Friday

Oct. 21, 2011


Skipping

by Robert Morgan

A carburetor skips, and rocks
will skip along the surface of
a pond. A fugitive will skip
the country if he can, and crooks
will skip the payment of their debts.
And one can walk content or run
with joy across a summer field.
But why omitting steps is such
a sign of pleasure's hard to say,
as if the gap and shift, the quick
eliding interruption of
a stride, reflects the shiver jolt,
releasing dance; accentuates,
as heart is said to skip a beat,
the lift, arrhythmic, breathless gasp
and rush and reach of crossing first
one threshold then another in
the vivid hop from foot to foot,
the hurrying toward and with delight.

"Skipping" by Robert Morgan, from Terroir. © Penguin, 2011. Reprinted with permission. (buy now)

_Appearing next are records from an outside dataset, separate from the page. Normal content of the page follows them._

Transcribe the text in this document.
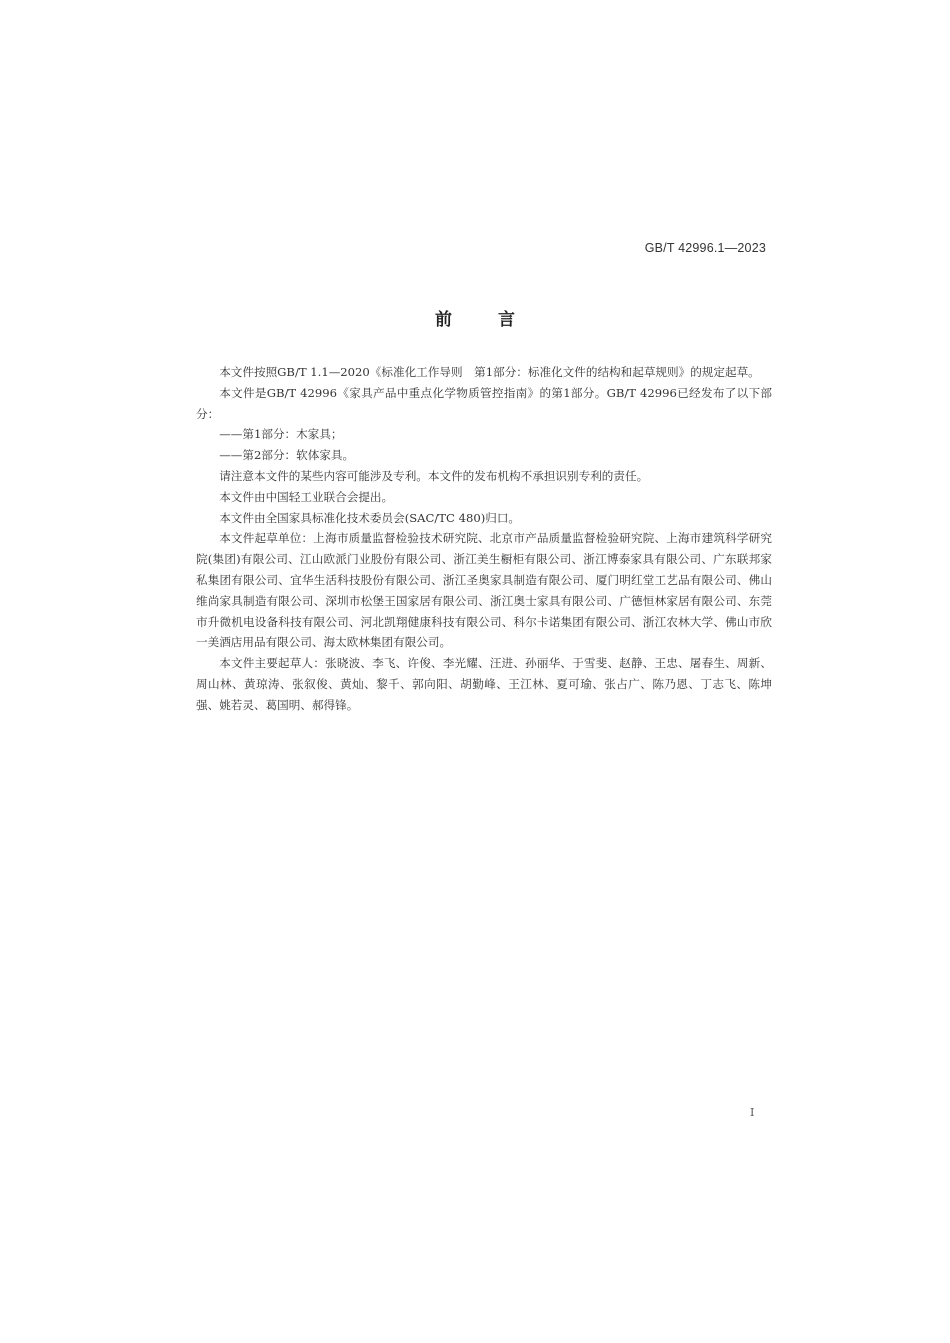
GB/T 42996.1—2023
前言

本文件按照GB/T 1.1—2020《标准化工作导则　第1部分：标准化文件的结构和起草规则》的规定起草。

本文件是GB/T 42996《家具产品中重点化学物质管控指南》的第1部分。GB/T 42996已经发布了以下部分：

——第1部分：木家具；

——第2部分：软体家具。

请注意本文件的某些内容可能涉及专利。本文件的发布机构不承担识别专利的责任。

本文件由中国轻工业联合会提出。

本文件由全国家具标准化技术委员会(SAC/TC 480)归口。

本文件起草单位：上海市质量监督检验技术研究院、北京市产品质量监督检验研究院、上海市建筑科学研究院(集团)有限公司、江山欧派门业股份有限公司、浙江美生橱柜有限公司、浙江博泰家具有限公司、广东联邦家私集团有限公司、宜华生活科技股份有限公司、浙江圣奥家具制造有限公司、厦门明红堂工艺品有限公司、佛山维尚家具制造有限公司、深圳市松堡王国家居有限公司、浙江奥士家具有限公司、广德恒林家居有限公司、东莞市升微机电设备科技有限公司、河北凯翔健康科技有限公司、科尔卡诺集团有限公司、浙江农林大学、佛山市欣一美酒店用品有限公司、海太欧林集团有限公司。

本文件主要起草人：张晓波、李飞、许俊、李光耀、汪进、孙丽华、于雪斐、赵静、王忠、屠春生、周新、周山林、黄琼涛、张叙俊、黄灿、黎千、郭向阳、胡勤峰、王江林、夏可瑜、张占广、陈乃恩、丁志飞、陈坤强、姚若灵、葛国明、郝得锋。

I
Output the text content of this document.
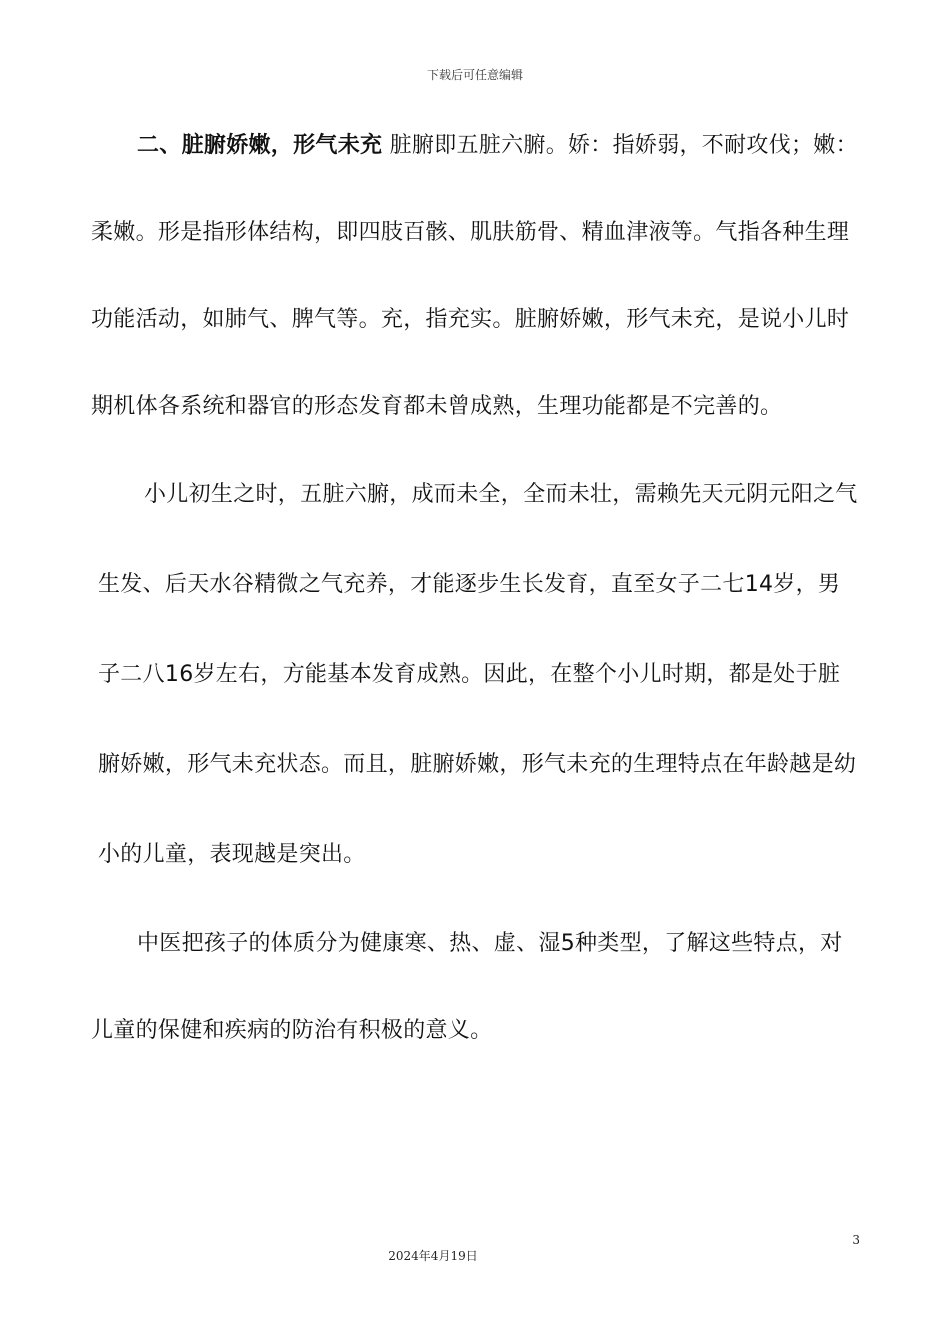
下载后可任意编辑

二、脏腑娇嫩，形气未充 脏腑即五脏六腑。娇：指娇弱，不耐攻伐；嫩：柔嫩。形是指形体结构，即四肢百骸、肌肤筋骨、精血津液等。气指各种生理功能活动，如肺气、脾气等。充，指充实。脏腑娇嫩，形气未充，是说小儿时期机体各系统和器官的形态发育都未曾成熟，生理功能都是不完善的。

小儿初生之时，五脏六腑，成而未全，全而未壮，需赖先天元阴元阳之气生发、后天水谷精微之气充养，才能逐步生长发育，直至女子二七14岁，男子二八16岁左右，方能基本发育成熟。因此，在整个小儿时期，都是处于脏腑娇嫩，形气未充状态。而且，脏腑娇嫩，形气未充的生理特点在年龄越是幼小的儿童，表现越是突出。

中医把孩子的体质分为健康寒、热、虚、湿5种类型，了解这些特点，对儿童的保健和疾病的防治有积极的意义。

3
2024年4月19日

It's the birthday of poet Samuel Taylor Coleridge (1772) (books by this author), born in Ottery St. Mary in Devonshire, England. He had a fever as a child that made him prone to vivid nightmares. He never forgot the horrific images of his dreams, and they often surfaced in his poetry. He was fascinated with comparative religion and spent a good portion of his life contemplating a theory of universal consciousness.

He and his friend William Wordsworth co-wrote Lyrical Ballads (1798), which is credited with kicking off the Romantic Era in English literature; Romanticism was a reaction against the Enlightenment and argued against a strictly scientific view of nature. Wordsworth contributed most of the poems in the book, and Coleridge only four, but one of those four was the Gothic ballad "The Rime of the Ancient Mariner," about a seaman who kills an albatross and is doomed to remain becalmed in uncharted waters, haunted by the ghosts of his crew. Wordsworth had his doubts about the poem, writing to publisher Joseph Cottle in 1799: "From what I can gather it seems that the Ancient Mariner has upon the whole been an injury to the volume, I mean that the old words and the strangeness of it have deterred readers from going on. If the volume should come to a second Edition I would put in its place some little things which would be more likely to suit the common taste." "The Rime of the Ancient Mariner" became Coleridge's best-known work, and along with his "Kubla Khan," is one of the most important poems in English literature.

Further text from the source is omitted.